Metadata-Version: 2.4
Name: pint_lib
Version: 0.2.7
Summary: A package for automated processing of (pubmed) text with LLM
Project-URL: Homepage, https://github.com/tonyatliv/Pint/
Project-URL: Issues, https://github.com/tonyatliv/Pint/issues
Author-email: Antony McCabe <a.mccabe@liverpool.ac.uk>
License-Expression: MIT
License-File: LICENSE
Classifier: Operating System :: OS Independent
Classifier: Programming Language :: Python :: 3
Requires-Python: >=3.5
Requires-Dist: anthropic
Requires-Dist: openai
Requires-Dist: openpyxl
Requires-Dist: pdfminer-six
Requires-Dist: requests
Provides-Extra: base
Description-Content-Type: text/markdown

Pubmed integrated NLP tool:  For serial processing of open-source PubMed Central papers with an LLM (openai, anthropic's claude or external shell script are supported)

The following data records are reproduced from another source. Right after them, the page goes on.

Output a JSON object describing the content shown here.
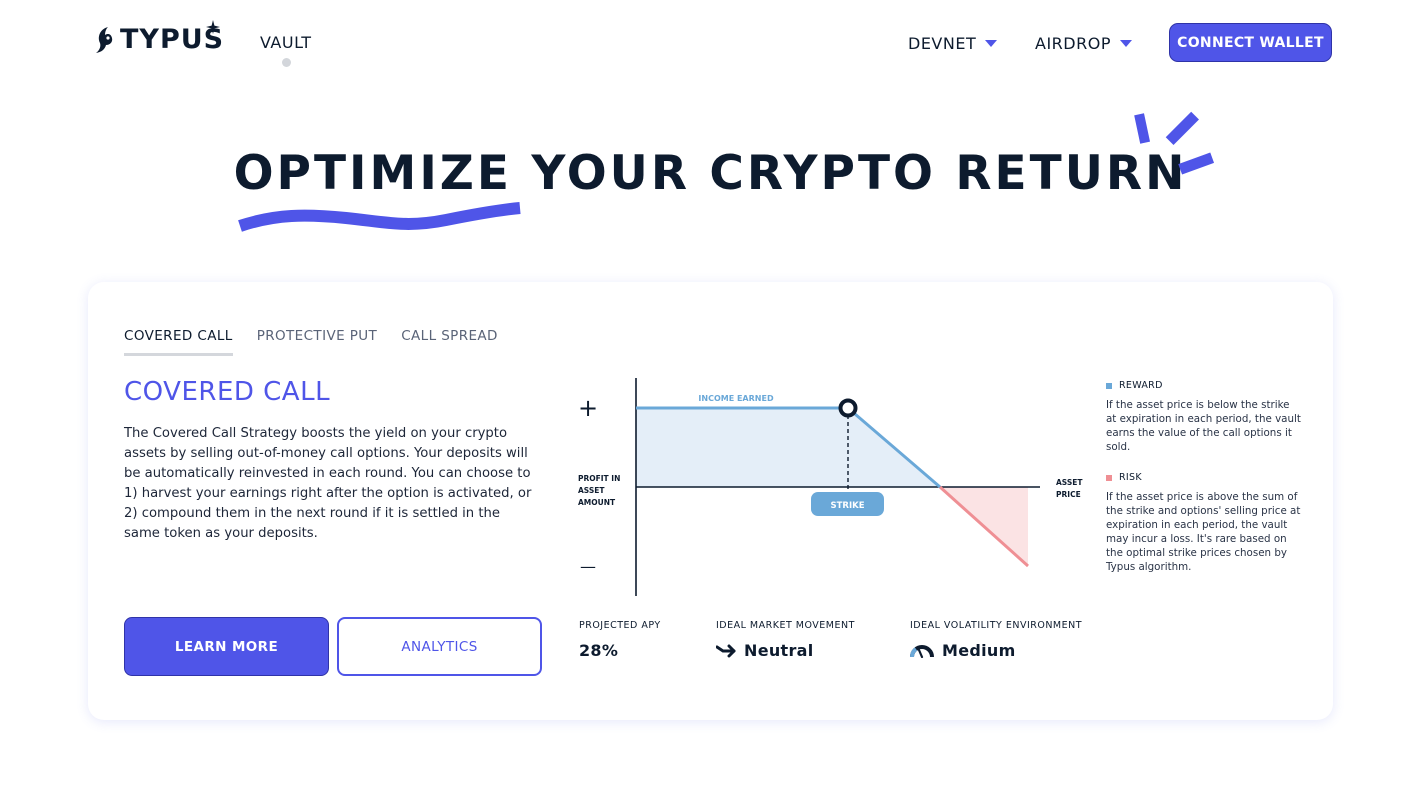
{
  "header": {
    "logo_text": "TYPUS",
    "nav": {
      "vault": "VAULT",
      "network": "DEVNET",
      "airdrop": "AIRDROP"
    },
    "connect_label": "CONNECT WALLET"
  },
  "hero": {
    "title": "OPTIMIZE YOUR CRYPTO RETURN"
  },
  "card": {
    "tabs": [
      {
        "label": "COVERED CALL",
        "active": true
      },
      {
        "label": "PROTECTIVE PUT",
        "active": false
      },
      {
        "label": "CALL SPREAD",
        "active": false
      }
    ],
    "strategy_title": "COVERED CALL",
    "description": "The Covered Call Strategy boosts the yield on your crypto assets by selling out-of-money call options. Your deposits will be automatically reinvested in each round. You can choose to 1) harvest your earnings right after the option is activated, or 2) compound them in the next round if it is settled in the same token as your deposits.",
    "buttons": {
      "learn_more": "LEARN MORE",
      "analytics": "ANALYTICS"
    },
    "chart": {
      "plus": "+",
      "minus": "—",
      "y_label": [
        "PROFIT IN",
        "ASSET",
        "AMOUNT"
      ],
      "x_label": [
        "ASSET",
        "PRICE"
      ],
      "income_label": "INCOME EARNED",
      "strike_label": "STRIKE"
    },
    "legend": {
      "reward_title": "REWARD",
      "reward_text": "If the asset price is below the strike at expiration in each period, the vault earns the value of the call options it sold.",
      "risk_title": "RISK",
      "risk_text": "If the asset price is above the sum of the strike and options' selling price at expiration in each period, the vault may incur a loss. It's rare based on the optimal strike prices chosen by Typus algorithm."
    },
    "stats": {
      "apy_label": "PROJECTED APY",
      "apy_value": "28%",
      "movement_label": "IDEAL MARKET MOVEMENT",
      "movement_value": "Neutral",
      "volatility_label": "IDEAL VOLATILITY ENVIRONMENT",
      "volatility_value": "Medium"
    }
  },
  "colors": {
    "accent": "#4f55e8",
    "reward": "#6aa8d8",
    "risk": "#ef8f94",
    "dark": "#0d1b2e"
  }
}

Configuration is via the Excel file
Run with 'python run_pint.py <config file>'
The config file sets many options - the model to use, where to find the data and the prompts, as well as other settings.

Input is a csv or Excel file with a specified column - either a pubmed id or a filename (assumed if it's not numerical or PMC)
Output is a csv file with the id and the requested data 

There is a simple example in the example folder which uses .pdf files
cd example
python ../run_pint.py test_config_pdf.xlsx


You can use .csv files in place of .xlsx files - it's just harder to keep the documents nicely formatted.